Advertising Week is happening here in New York. And, kind of crazy, Naomi Campbell sat in on panel discussion yesterday afternoon, “The Currency of Culture in Marketing.” Steve Stoute, the founder of marketing firm Translations moderated.
We tweeted a few snippets from the event yesterday afternoon, but as a whole, the point was to talk about how brands can leverage pop culture and current events as a branding tool. Paul Chibe, VP of US marketing at Anheuser-Busch, which just recently, through its Budweiser brand, was part of Jay-Z’s “Made in America” concert festival, said the key is being relevant at cultural “tension points.” So brands need to be mindful of what’s happening in music, in the news, and generally be aware of which way the cultural winds are blowing. And where their brands, products and services can participate, they should.
However, it has to be done in a way that’s natural. For example, Pam El, State Farm’s VP of marketing who was recently named to Ad Age‘s list of most influential women, talked about that company’s campaign with the animated film Cars. They’re an insurance company, it was a movie about cars, so it made sense. (State Farm is listed on the media alert we received as one of Translation’s clients. Budweiser and Coca-Cola, which was also repped on the panel by assistant VP of marketing Kimberly Page, are also among the firm’s clients.)
And then there was Luke Wood, president and COO at Beats by Dr. Dre, who talked about that company’s experience at the London Olympics. Technically, they weren’t a sponsor, Wood said. But Beats headphones were everywhere because the athletes all had them, courtesy of the company. “We were in the cultural waters,” said Wood. Rather than going the traditional route with the Olympics, which he called “stale,” he went to the younger, cooler athletes.
And what could a supermodel add to this discussion? An interesting twist actually. Campbell talked about how difficult it is for black models in the fashion industry. According to Campbell, she grew up without much talk of race, but became part of the conversation when she began her career. “With the help of designers, agents… and others behind me pushing, I made it through,” Campbell said. ”There are magazines that still won’t put a black model on the cover.” Vogue Italia and its special edition dedicated to black models is an exception. Campbell considers editor Franca Sozzani as an advocate for diversity. And ultimately, Campbell has become a pop culture icon despite the obstacles.

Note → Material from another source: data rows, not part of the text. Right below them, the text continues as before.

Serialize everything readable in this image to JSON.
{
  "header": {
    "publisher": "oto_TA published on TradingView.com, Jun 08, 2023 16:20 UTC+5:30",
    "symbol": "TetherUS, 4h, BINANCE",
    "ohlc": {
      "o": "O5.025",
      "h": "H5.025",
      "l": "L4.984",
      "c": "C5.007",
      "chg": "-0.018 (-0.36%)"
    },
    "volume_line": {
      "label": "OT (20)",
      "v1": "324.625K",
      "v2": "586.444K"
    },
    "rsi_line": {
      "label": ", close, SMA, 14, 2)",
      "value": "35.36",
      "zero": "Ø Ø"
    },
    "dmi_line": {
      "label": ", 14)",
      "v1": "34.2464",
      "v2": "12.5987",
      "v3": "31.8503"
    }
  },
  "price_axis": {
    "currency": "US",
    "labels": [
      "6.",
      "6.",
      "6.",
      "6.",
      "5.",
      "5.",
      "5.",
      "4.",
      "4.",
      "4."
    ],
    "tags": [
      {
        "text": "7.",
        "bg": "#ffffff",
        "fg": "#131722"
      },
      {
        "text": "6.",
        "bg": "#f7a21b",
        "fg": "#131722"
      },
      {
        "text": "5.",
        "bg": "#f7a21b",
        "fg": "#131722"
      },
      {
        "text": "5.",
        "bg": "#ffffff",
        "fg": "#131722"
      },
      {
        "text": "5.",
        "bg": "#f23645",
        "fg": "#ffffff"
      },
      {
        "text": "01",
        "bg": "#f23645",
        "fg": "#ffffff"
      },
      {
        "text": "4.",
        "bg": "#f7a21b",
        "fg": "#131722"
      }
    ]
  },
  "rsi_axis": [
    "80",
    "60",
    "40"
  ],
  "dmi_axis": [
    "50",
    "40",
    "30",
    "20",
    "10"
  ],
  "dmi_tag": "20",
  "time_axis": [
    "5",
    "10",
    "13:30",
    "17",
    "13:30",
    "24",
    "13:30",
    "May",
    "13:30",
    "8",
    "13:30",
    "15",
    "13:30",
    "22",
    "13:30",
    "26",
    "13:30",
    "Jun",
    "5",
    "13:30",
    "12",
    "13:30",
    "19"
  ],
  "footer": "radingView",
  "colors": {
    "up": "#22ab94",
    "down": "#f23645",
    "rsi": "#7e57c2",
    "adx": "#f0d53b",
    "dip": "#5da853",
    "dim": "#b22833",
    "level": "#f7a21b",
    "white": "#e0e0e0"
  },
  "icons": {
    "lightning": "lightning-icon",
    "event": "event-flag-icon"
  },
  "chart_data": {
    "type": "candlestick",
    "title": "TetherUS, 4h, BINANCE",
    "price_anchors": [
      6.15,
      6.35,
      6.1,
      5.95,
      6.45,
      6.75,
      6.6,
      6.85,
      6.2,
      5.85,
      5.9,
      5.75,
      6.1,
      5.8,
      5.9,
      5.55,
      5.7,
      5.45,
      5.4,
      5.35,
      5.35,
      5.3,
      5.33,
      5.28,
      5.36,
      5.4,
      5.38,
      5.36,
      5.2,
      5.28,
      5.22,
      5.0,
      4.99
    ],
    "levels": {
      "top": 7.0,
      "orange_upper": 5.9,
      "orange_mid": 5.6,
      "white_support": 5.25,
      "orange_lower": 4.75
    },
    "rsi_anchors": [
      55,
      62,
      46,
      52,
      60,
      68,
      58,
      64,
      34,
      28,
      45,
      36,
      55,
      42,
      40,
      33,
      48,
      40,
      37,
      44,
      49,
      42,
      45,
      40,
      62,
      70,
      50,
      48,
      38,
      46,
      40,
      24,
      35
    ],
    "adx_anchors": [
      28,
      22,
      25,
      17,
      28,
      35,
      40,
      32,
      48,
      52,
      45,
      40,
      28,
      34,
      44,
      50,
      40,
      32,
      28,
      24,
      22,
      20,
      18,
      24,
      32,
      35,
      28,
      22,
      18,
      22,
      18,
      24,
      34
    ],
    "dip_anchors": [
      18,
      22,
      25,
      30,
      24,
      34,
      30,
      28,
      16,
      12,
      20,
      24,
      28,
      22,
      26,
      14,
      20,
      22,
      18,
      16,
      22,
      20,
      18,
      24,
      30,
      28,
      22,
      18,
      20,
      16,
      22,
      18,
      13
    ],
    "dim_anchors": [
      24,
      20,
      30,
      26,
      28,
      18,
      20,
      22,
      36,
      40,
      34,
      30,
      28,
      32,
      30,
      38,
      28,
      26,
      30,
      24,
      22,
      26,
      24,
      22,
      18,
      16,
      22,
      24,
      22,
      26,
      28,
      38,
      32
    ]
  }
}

She also gave a couple of interesting and juicy tidbits from her 28 years in the industry. Looking back, she remembered the famous designer, now deceased, who helped her to become the first black model on the cover of French Vogue. Stoute, and many in the audience no doubt, thought she was talking about Gianni Versace. Actually, she was referring to Yves Saint Laurent. She also talked about bringing Jay Z and Diddy to Cannes for the first time years ago and the enthusiastic reception they received. “They couldn’t believe how they were treated,” she recalled. “People commented on how they brought glamour and that way of life. I want to put the best with the best.”
Oh, and also, she has a new show, The Face, a kind of America’s Next Top Model in which she’ll serve as a mentor to 24 contestants.
In a final bit, she echoed a sentiment by Chibe about the need to take risks. Earlier in the discussion, he made clear that there will be times when you try something that doesn’t work. But in the end, you won’t get anywhere if you don’t go out on a limb. Campbell also advised everyone to get in on the ground floor with talented people that you believe in.
“I first work with brands when they’re young, knowing that as they get bigger, they take you with them,” she said.